Once upon a time I received a request from a business owner who needed professional-quality content for his website. I suggested my Small Website Package, a heavily discounted web content service I offer to marketing vendors and end user alike, as the most cost-efficient and time-efficient way of making that happen. Some time went by with no response to my quote. When I followed up, he told me that he had been delayed in responding because he figured he could save money by roughing out the content himself and simply letting me edit it.
No such luck. The content I received was so rough that it took me many hours of editing to get it into acceptable shape -- more hours, in fact, than writing it from scratch would have taken. As a result, my client ended up paying more for the editing than he would have paid for the writing.
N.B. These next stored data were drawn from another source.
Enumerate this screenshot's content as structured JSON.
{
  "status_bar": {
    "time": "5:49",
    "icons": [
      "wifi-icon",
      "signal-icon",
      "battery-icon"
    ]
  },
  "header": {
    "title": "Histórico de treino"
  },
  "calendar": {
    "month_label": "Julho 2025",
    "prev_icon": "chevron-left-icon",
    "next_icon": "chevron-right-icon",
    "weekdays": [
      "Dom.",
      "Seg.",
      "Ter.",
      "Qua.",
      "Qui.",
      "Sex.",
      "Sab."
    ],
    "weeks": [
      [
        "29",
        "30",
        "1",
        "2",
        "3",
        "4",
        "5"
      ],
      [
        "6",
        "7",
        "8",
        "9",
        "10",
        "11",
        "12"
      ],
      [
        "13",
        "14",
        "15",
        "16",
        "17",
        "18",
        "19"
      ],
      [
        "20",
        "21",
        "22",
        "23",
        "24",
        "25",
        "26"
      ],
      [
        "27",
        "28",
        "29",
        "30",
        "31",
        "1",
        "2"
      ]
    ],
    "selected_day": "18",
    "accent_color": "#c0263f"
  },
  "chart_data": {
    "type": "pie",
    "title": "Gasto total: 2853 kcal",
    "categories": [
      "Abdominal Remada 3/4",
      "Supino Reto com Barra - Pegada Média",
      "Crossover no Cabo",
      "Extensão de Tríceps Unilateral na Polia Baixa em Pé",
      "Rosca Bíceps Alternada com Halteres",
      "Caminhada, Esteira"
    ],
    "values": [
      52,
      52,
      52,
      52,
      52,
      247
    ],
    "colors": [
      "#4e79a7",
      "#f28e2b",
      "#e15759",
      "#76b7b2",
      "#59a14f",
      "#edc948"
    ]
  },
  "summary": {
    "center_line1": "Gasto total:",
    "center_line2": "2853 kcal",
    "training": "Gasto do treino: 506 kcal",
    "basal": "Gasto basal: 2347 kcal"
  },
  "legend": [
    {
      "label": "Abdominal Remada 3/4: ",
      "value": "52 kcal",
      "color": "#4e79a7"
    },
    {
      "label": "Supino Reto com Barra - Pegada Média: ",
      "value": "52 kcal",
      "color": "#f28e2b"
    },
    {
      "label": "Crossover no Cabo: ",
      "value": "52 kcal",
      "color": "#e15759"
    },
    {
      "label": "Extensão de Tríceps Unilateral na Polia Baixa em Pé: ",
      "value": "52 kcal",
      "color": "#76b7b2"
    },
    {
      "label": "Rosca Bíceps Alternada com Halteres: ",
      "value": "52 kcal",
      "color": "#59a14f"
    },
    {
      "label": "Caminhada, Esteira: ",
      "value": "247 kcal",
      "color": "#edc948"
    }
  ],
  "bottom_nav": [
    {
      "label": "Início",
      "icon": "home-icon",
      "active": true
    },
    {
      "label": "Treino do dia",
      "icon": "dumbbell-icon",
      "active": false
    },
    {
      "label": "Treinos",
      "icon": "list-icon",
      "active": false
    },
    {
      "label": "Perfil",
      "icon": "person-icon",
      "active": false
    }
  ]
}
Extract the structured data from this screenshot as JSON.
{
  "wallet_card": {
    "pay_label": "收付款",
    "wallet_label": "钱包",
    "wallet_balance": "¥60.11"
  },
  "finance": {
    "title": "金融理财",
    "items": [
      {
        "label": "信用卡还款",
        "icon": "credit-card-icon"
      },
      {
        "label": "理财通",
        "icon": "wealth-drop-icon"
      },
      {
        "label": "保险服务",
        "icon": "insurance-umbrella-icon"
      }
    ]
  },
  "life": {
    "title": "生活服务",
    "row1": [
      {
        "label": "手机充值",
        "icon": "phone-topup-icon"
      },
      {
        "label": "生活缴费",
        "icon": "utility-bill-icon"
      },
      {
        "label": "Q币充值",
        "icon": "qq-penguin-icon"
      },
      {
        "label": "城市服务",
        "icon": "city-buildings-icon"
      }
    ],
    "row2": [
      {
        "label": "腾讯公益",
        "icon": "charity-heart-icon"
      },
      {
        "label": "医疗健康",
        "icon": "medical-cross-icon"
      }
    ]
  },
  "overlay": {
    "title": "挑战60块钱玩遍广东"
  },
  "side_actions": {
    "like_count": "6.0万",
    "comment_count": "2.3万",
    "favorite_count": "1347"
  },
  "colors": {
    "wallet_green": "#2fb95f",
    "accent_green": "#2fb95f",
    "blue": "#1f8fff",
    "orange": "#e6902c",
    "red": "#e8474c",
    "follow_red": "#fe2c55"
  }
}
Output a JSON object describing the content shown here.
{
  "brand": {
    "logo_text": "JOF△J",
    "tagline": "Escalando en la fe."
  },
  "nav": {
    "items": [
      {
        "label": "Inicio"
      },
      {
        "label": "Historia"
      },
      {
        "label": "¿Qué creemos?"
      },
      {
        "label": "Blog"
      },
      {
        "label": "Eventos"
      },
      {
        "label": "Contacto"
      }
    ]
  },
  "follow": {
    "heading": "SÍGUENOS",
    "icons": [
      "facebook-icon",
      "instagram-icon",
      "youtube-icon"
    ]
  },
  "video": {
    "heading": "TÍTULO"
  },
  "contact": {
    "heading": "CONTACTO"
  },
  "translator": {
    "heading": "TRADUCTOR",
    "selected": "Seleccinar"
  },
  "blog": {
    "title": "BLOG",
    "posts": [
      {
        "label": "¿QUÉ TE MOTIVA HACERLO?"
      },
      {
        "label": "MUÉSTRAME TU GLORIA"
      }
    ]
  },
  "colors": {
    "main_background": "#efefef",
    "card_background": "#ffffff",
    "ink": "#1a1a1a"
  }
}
And that doesn't even include all the valuable billable time (and for all I know, hair) he lost over that rough draft!
I bring this up because an increasing number of business owners have discovered the power of outsourcing, thanks in part to Timothy Ferris's popular book on the subject, The 4-Hour Workweek. Ferris has carved out a lifestyle for himself based on outsourcing an enormous portion of his daily activities to third parties while streamlining his own share of the routine for maximum productivity in a minimal amount of time. It makes perfect sense, really -- hand over a time-consuming/tedious/specialized job (such as copywriting) over to someone who can do it really well in a fraction of the time it would probably take you (such as a professional copywriter). By having that third party work while you do other things, you're "stacking" your productivity for optimal time and money savings.
But like so many other things in life, outsourcing only works if you work it. The client I mentioned didn't save himself any time or money because he did the job and then outsourced it to be fixed. The lost billable time plus the extra hours required for extensive editing just made the job more expensive to complete.
Now, there are certainly situations where editing is all a client needs, and I will recommend that course of action if it makes sense. If the writing's already done and mostly where it needs to be, then a quick polish can do the rest quickly and affordably. But if you're starting from zero, take advantage of the power of outsourcing and let your copywriter take the whole thing off your plate. You'll breathe easier, you can go back to doing what you do best, and you'll be getting more for your money.